Une étude française et l’expérience clinique confirment qu’à cinquante ans, on a plus souvent des rapports polygames qu’à quinze ans, âge caractérisé par une plus grande fidélité, quoique de brève durée (à peu près trois mois). À l’origine de cette durée, coexistent un idéal romantique et la peur du SIDA. À peine la rupture consommée, un autre couple se forme qui a les mêmes caractéristiques et, selon la formule, des liens consécutifs plutôt que concomitants. Cela ne signifie pas que cette expérience d’amours précoces soit toujours une expérience positive pour les plus jeunes. Selon les circonstances, trois scénarios peuvent être distingués :

Le couple est la réponse de l’adolescent à un besoin impulsif d’agir, qu’il choisit de satisfaire par une sexualité dépourvue d’affectivité plutôt que par l’alcool ou le sport. Il est peu probable que ces rencontres sérieuses aient un succès durable.

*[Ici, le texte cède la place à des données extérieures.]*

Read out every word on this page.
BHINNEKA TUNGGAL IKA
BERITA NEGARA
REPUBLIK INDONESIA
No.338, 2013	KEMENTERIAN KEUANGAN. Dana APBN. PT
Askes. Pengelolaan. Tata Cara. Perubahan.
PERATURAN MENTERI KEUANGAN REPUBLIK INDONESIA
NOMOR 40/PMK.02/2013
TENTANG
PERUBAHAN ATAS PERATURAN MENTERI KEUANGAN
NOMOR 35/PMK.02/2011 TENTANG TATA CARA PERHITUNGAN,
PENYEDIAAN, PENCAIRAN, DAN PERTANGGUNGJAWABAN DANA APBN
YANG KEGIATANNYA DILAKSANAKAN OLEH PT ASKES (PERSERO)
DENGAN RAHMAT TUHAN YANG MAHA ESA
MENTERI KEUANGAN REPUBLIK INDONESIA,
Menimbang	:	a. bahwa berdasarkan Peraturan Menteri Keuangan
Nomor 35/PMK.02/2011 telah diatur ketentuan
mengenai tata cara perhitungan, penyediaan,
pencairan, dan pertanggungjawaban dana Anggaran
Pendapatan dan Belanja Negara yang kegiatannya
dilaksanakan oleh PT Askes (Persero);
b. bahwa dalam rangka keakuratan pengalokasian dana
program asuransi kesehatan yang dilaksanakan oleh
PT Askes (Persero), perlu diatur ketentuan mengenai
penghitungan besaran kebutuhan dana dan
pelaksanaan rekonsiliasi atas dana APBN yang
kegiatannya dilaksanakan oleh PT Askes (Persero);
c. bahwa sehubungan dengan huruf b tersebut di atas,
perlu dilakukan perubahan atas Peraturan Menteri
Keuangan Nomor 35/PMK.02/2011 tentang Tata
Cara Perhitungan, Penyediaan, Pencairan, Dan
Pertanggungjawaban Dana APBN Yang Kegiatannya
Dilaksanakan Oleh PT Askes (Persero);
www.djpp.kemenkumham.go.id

Le destin des couples dont le seul but est de fuir des situations familiales insoutenables n’est pas plus brillant. Mélanie, une patiente de seize ans, a cherché l’amour pour échapper aux névroses de sa mère qui, obnubilée par l’hygiène, l’obligeait à se laver deux fois par jour et stérilisait ses livres d’école avec la même régularité. Afin de pouvoir s’éloigner, elle persuada son père de l’inscrire dans un collège suisse et elle se lia dès son arrivée avec un garçon de sa classe, évidemment le moins attiré par l’hygiène corporelle.

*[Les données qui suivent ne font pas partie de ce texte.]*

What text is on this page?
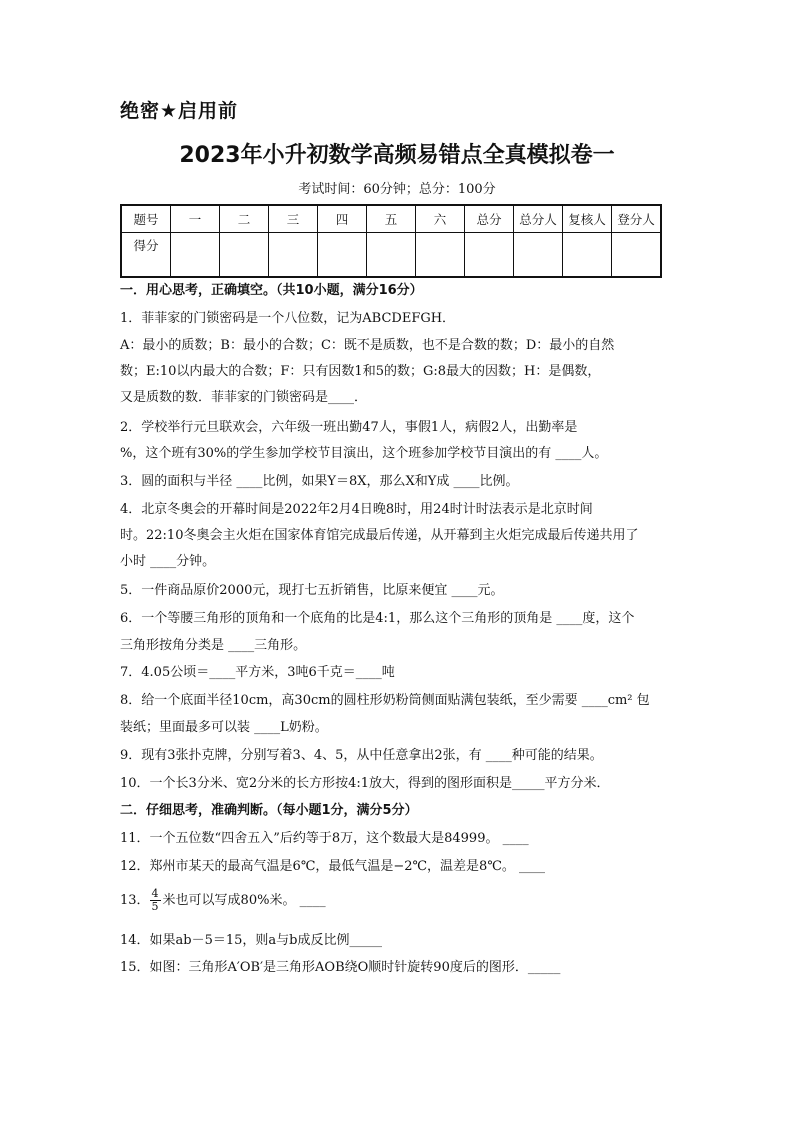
绝密★启用前
2023年小升初数学高频易错点全真模拟卷一
考试时间：60分钟；总分：100分
题号	一	二	三	四	五	六	总分	总分人	复核人	登分人
得分										
一．用心思考，正确填空。（共10小题，满分16分）
1．菲菲家的门锁密码是一个八位数，记为ABCDEFGH．
A：最小的质数；B：最小的合数；C：既不是质数，也不是合数的数；D：最小的自然
数；E:10以内最大的合数；F：只有因数1和5的数；G:8最大的因数；H：是偶数，
又是质数的数．菲菲家的门锁密码是____．
2．学校举行元旦联欢会，六年级一班出勤47人，事假1人，病假2人，出勤率是
%，这个班有30%的学生参加学校节目演出，这个班参加学校节目演出的有 ____人。
3．圆的面积与半径 ____比例，如果Y＝8X，那么X和Y成 ____比例。
4．北京冬奥会的开幕时间是2022年2月4日晚8时，用24时计时法表示是北京时间
时。22:10冬奥会主火炬在国家体育馆完成最后传递，从开幕到主火炬完成最后传递共用了
小时 ____分钟。
5．一件商品原价2000元，现打七五折销售，比原来便宜 ____元。
6．一个等腰三角形的顶角和一个底角的比是4:1，那么这个三角形的顶角是 ____度，这个
三角形按角分类是 ____三角形。
7．4.05公顷＝____平方米，3吨6千克＝____吨
8．给一个底面半径10cm，高30cm的圆柱形奶粉筒侧面贴满包装纸，至少需要 ____cm² 包
装纸；里面最多可以装 ____L奶粉。
9．现有3张扑克牌，分别写着3、4、5，从中任意拿出2张，有 ____种可能的结果。
10．一个长3分米、宽2分米的长方形按4:1放大，得到的图形面积是_____平方分米．
二．仔细思考，准确判断。（每小题1分，满分5分）
11．一个五位数“四舍五入”后约等于8万，这个数最大是84999。 ____
12．郑州市某天的最高气温是6℃，最低气温是−2℃，温差是8℃。 ____
13． $\frac{4}{5}$ 米也可以写成80%米。 ____
14．如果ab－5＝15，则a与b成反比例_____
15．如图：三角形A′OB′是三角形AOB绕O顺时针旋转90度后的图形．_____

Parfois le destin et la maturité permettent de rencontrer très tôt l’amour de sa vie. D’ordinaire, ces unions débouchent sur des mariages tout aussi précoces, le danger étant que les membres du couple n’évoluent pas nécessairement au même rythme. Ceux qui ont le plus de mal à mûrir avec leur conjoint sont généralement les hommes, qui finissent souvent par chercher hors du couple les expériences qu’ils n’ont pas connues au cours de leur adolescence. Il est alors important de ne pas considérer ces incidents comme mettant fin au rapport de confiance de type fonctionnel-symbiotique, sur lequel s’était fondé le couple bien des aimées auparavant. Certaines expériences telles que la naissance d’un enfant faciliteront une ultérieure maturation intraconjugale.